I thought the same when I glanced over std.xml. There's no DTD support
there either and I don't think it would be a deal breaker for most users.
My guess is that DTD support won't be a deal breaker given that
std.xml doesn't support it, that std.xml has needed to be replaced for
years now, and that no one else is working on replacing it, but I
don't know. Disagreements over what should be done with std.json's
replacement has meant that it has never been replaced even though
significant work was done towards replacing it, so unfortunately,
there's already precedence for a module not being replaced with
something better due to disagreements over what the replacement would
ideally be.

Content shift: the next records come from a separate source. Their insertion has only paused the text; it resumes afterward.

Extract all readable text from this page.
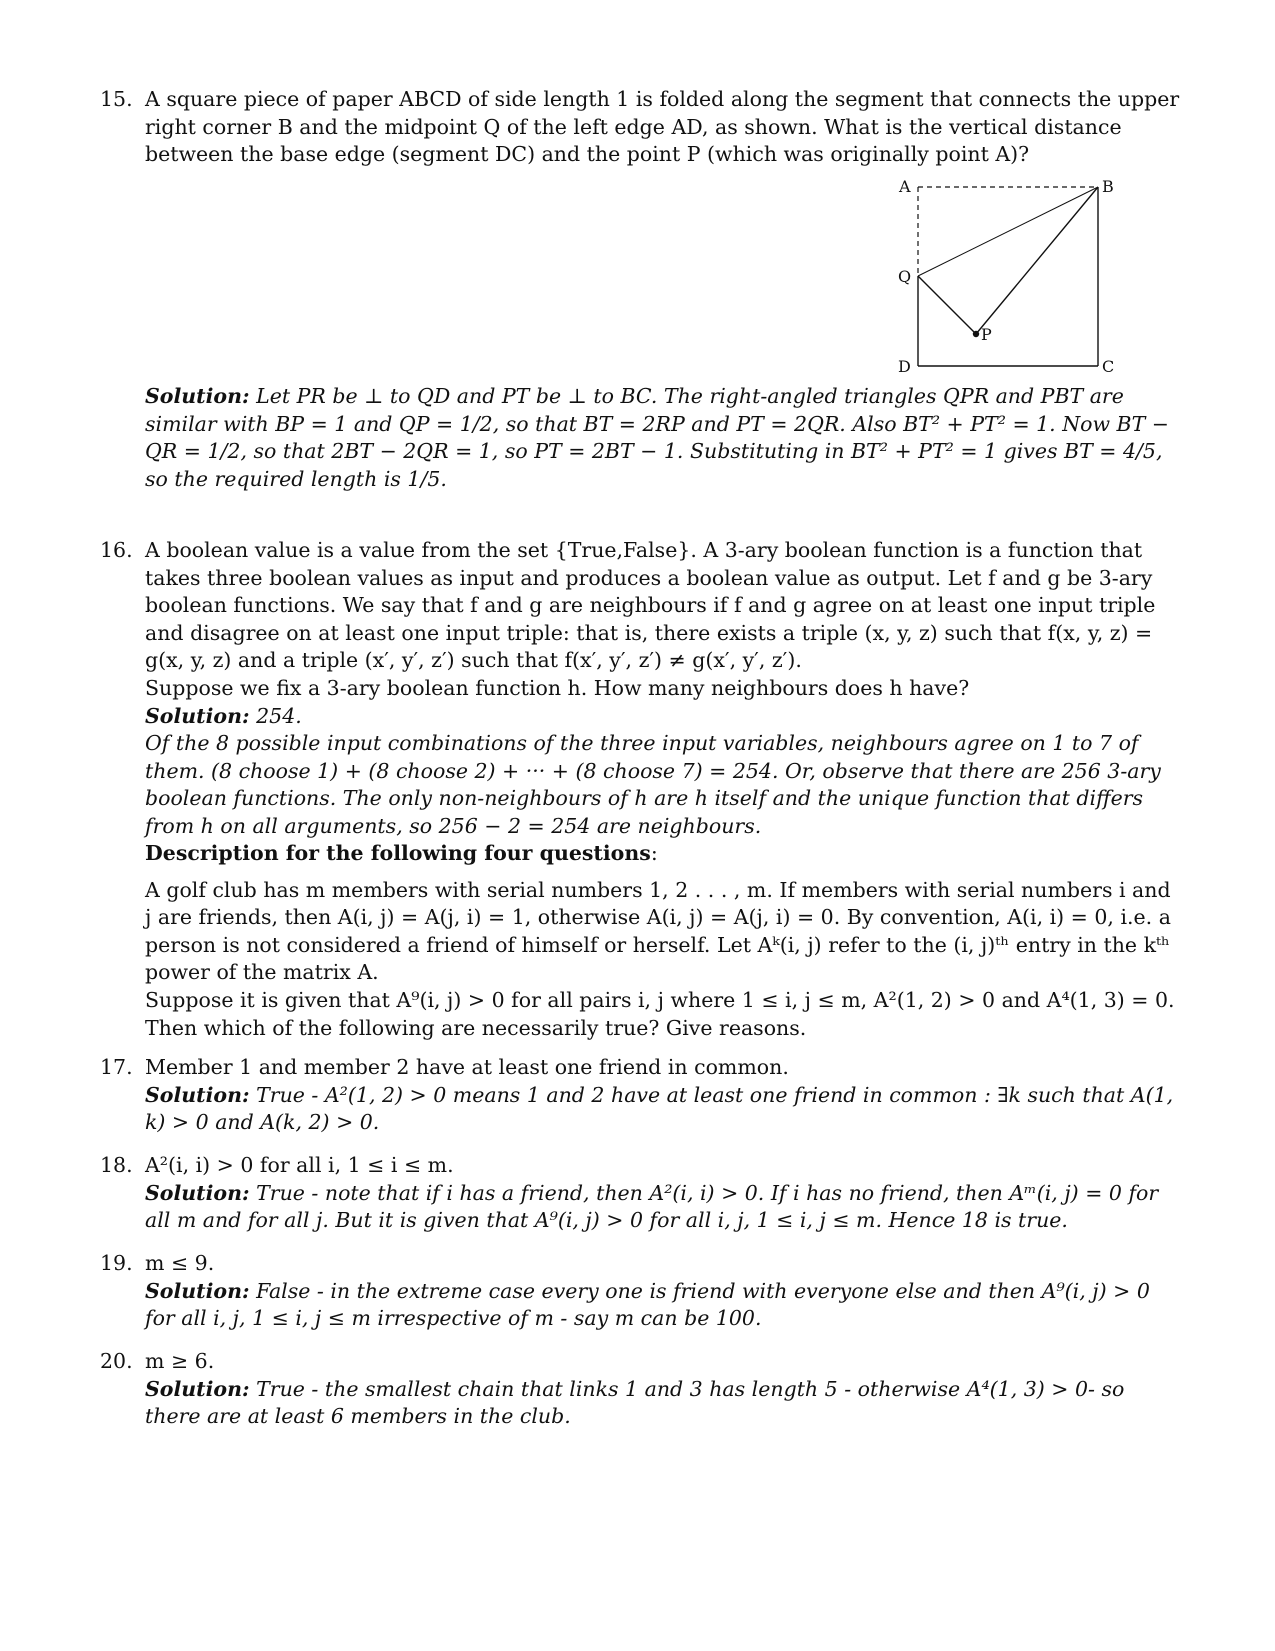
15. A square piece of paper ABCD of side length 1 is folded along the segment that connects the upper right corner B and the midpoint Q of the left edge AD, as shown. What is the vertical distance between the base edge (segment DC) and the point P (which was originally point A)?

A	B
Q
P
D	C

Solution: Let PR be ⊥ to QD and PT be ⊥ to BC. The right-angled triangles QPR and PBT are similar with BP = 1 and QP = 1/2, so that BT = 2RP and PT = 2QR. Also BT² + PT² = 1. Now BT − QR = 1/2, so that 2BT − 2QR = 1, so PT = 2BT − 1. Substituting in BT² + PT² = 1 gives BT = 4/5, so the required length is 1/5.

16. A boolean value is a value from the set {True,False}. A 3-ary boolean function is a function that takes three boolean values as input and produces a boolean value as output. Let f and g be 3-ary boolean functions. We say that f and g are neighbours if f and g agree on at least one input triple and disagree on at least one input triple: that is, there exists a triple (x, y, z) such that f(x, y, z) = g(x, y, z) and a triple (x′, y′, z′) such that f(x′, y′, z′) ≠ g(x′, y′, z′).

Suppose we fix a 3-ary boolean function h. How many neighbours does h have?

Solution: 254.

Of the 8 possible input combinations of the three input variables, neighbours agree on 1 to 7 of them. (8 choose 1) + (8 choose 2) + ··· + (8 choose 7) = 254. Or, observe that there are 256 3-ary boolean functions. The only non-neighbours of h are h itself and the unique function that differs from h on all arguments, so 256 − 2 = 254 are neighbours.

Description for the following four questions:

A golf club has m members with serial numbers 1, 2 . . . , m. If members with serial numbers i and j are friends, then A(i, j) = A(j, i) = 1, otherwise A(i, j) = A(j, i) = 0. By convention, A(i, i) = 0, i.e. a person is not considered a friend of himself or herself. Let Aᵏ(i, j) refer to the (i, j)ᵗʰ entry in the kᵗʰ power of the matrix A.

Suppose it is given that A⁹(i, j) > 0 for all pairs i, j where 1 ≤ i, j ≤ m, A²(1, 2) > 0 and A⁴(1, 3) = 0. Then which of the following are necessarily true? Give reasons.

17. Member 1 and member 2 have at least one friend in common.

Solution: True - A²(1, 2) > 0 means 1 and 2 have at least one friend in common : ∃k such that A(1, k) > 0 and A(k, 2) > 0.

18. A²(i, i) > 0 for all i, 1 ≤ i ≤ m.

Solution: True - note that if i has a friend, then A²(i, i) > 0. If i has no friend, then Aᵐ(i, j) = 0 for all m and for all j. But it is given that A⁹(i, j) > 0 for all i, j, 1 ≤ i, j ≤ m. Hence 18 is true.

19. m ≤ 9.

Solution: False - in the extreme case every one is friend with everyone else and then A⁹(i, j) > 0 for all i, j, 1 ≤ i, j ≤ m irrespective of m - say m can be 100.

20. m ≥ 6.

Solution: True - the smallest chain that links 1 and 3 has length 5 - otherwise A⁴(1, 3) > 0- so there are at least 6 members in the club.
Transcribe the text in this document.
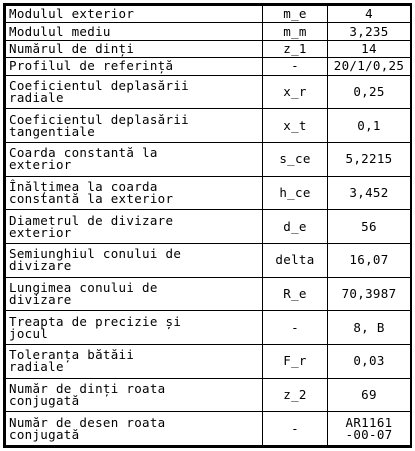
Modulul exterior	m_e	4
Modulul mediu	m_m	3,235
Numărul de dinți	z_1	14
Profilul de referință	-	20/1/0,25
Coeficientul deplasării
radiale	x_r	0,25
Coeficientul deplasării
tangentiale	x_t	0,1
Coarda constantă la
exterior	s_ce	5,2215
Înălțimea la coarda
constantă la exterior	h_ce	3,452
Diametrul de divizare
exterior	d_e	56
Semiunghiul conului de
divizare	delta	16,07
Lungimea conului de
divizare	R_e	70,3987
Treapta de precizie și
jocul	-	8, B
Toleranța bătăii
radiale	F_r	0,03
Număr de dinți roata
conjugată	z_2	69
Număr de desen roata
conjugată	-	AR1161
-00-07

So, I don't know.
- Jonathan M Davis
Wasn't there a replacement module that never got past the initial review
steps? Some GSoC thing or so. But I wonder if that module would be up to
the latest D standards.
https://github.com/dlang-community/experimental.xml
Code isn't great, and not complete yet.
Author has just disappeared sadly.
While one may argue that DTD support is important, I would rather have
something fast and simple like dxml that covers, say, 90% of the cases
than nothing. It doesn't make sense to me that we should accept the
current situation, only because of some bikeshedding that concerns 10%
of the use cases. After all, it's only a module not a fundamental
decision that concerns the direction D will take in the future. I think
stuff like that can seriously turn off potential users. A lot of useful
things begin with one person deciding to give it a go. vibe.d, dub,
DScanner and DlangUI, for example. If the creators had started
bikeshedding before writing the first line of code, there would still be
a flamewar about the best way to go about it - and nothing would have
happened.
Everything you have mentioned is not in Phobos. Just because something
is 'good enough' does not make it 'good enough' for Phobos. In the words
of Andrei "Good enough is not good enough", we need to aim higher to
show what we actually can do.
Personally I find J.M.D. arguments quite reasonable for a third-party
library, since yes it does cover 90% of the use cases.